The Department outlines the data sources which will be used to underpin this review,
including engagement with regulators, formal surveys, Statement of Strategic
Priorities annual reporting and NCSC Cyber Assessment Framework returns data.
The IA could benefit from including further detail on the nature of this qualitative and
quantitative data and how it will be gathered. This could include identifying the key
research questions that will be used in the NCSC data, as well as when the
engagement with regulators will take place. The IA should clarify how the survey will
be rolled out. While the IA commits to conducting an impact evaluation as part of the
PIR, it does not address the fundamental challenge of attribution - whether it will be
possible to isolate the effects of these regulatory provisions from other factors
affecting cyber security outcomes, and if so, what identification strategy will be
employed to establish causality.
The IA identifies existing evidence gaps, such as the number of critical suppliers
designated and explains how the proposed monitoring and evaluation will aim to fill
these gaps. The Department also explains the limitations with using top down
metrics in the review, such as a reduction in cyber incidents, as this may be
counterintuitive and not accurately reflect good cyber security or the regulations’

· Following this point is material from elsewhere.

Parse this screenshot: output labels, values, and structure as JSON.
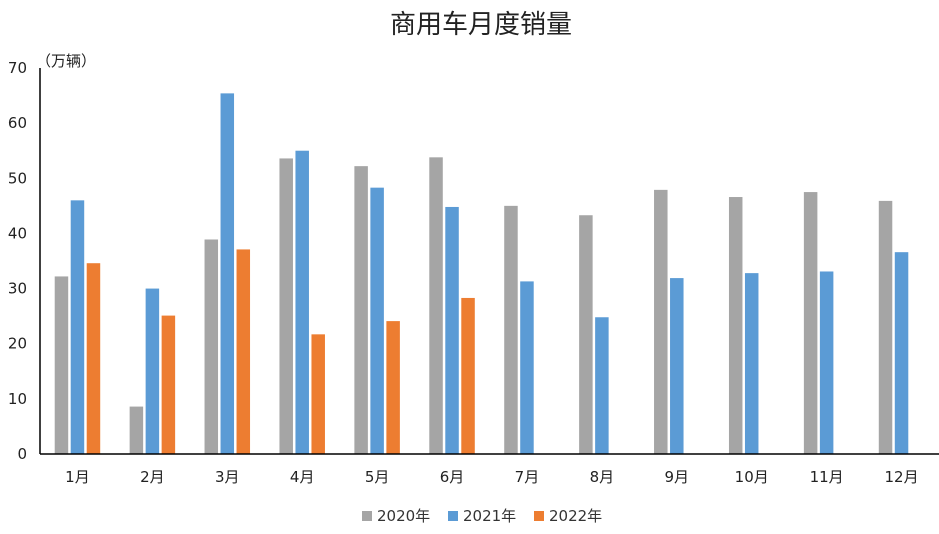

performance. Instead, the IA proposes four key performance indicators from
regulators, including incidents, capability and improvements. The IA could discuss
any possible unintended consequences from the policy, and provide detail on how
the evaluation plan will attempt to assess these impacts. The IA could also consider
any external factors that will have an impact on the success of the intervention.
The monitoring and evaluation plan also considers how the proposal will impact
innovation, trade and competition, stating that the Department will collect information
on trade and the concentration of markets. The IA could expand on this, further
explaining how this information will be collected.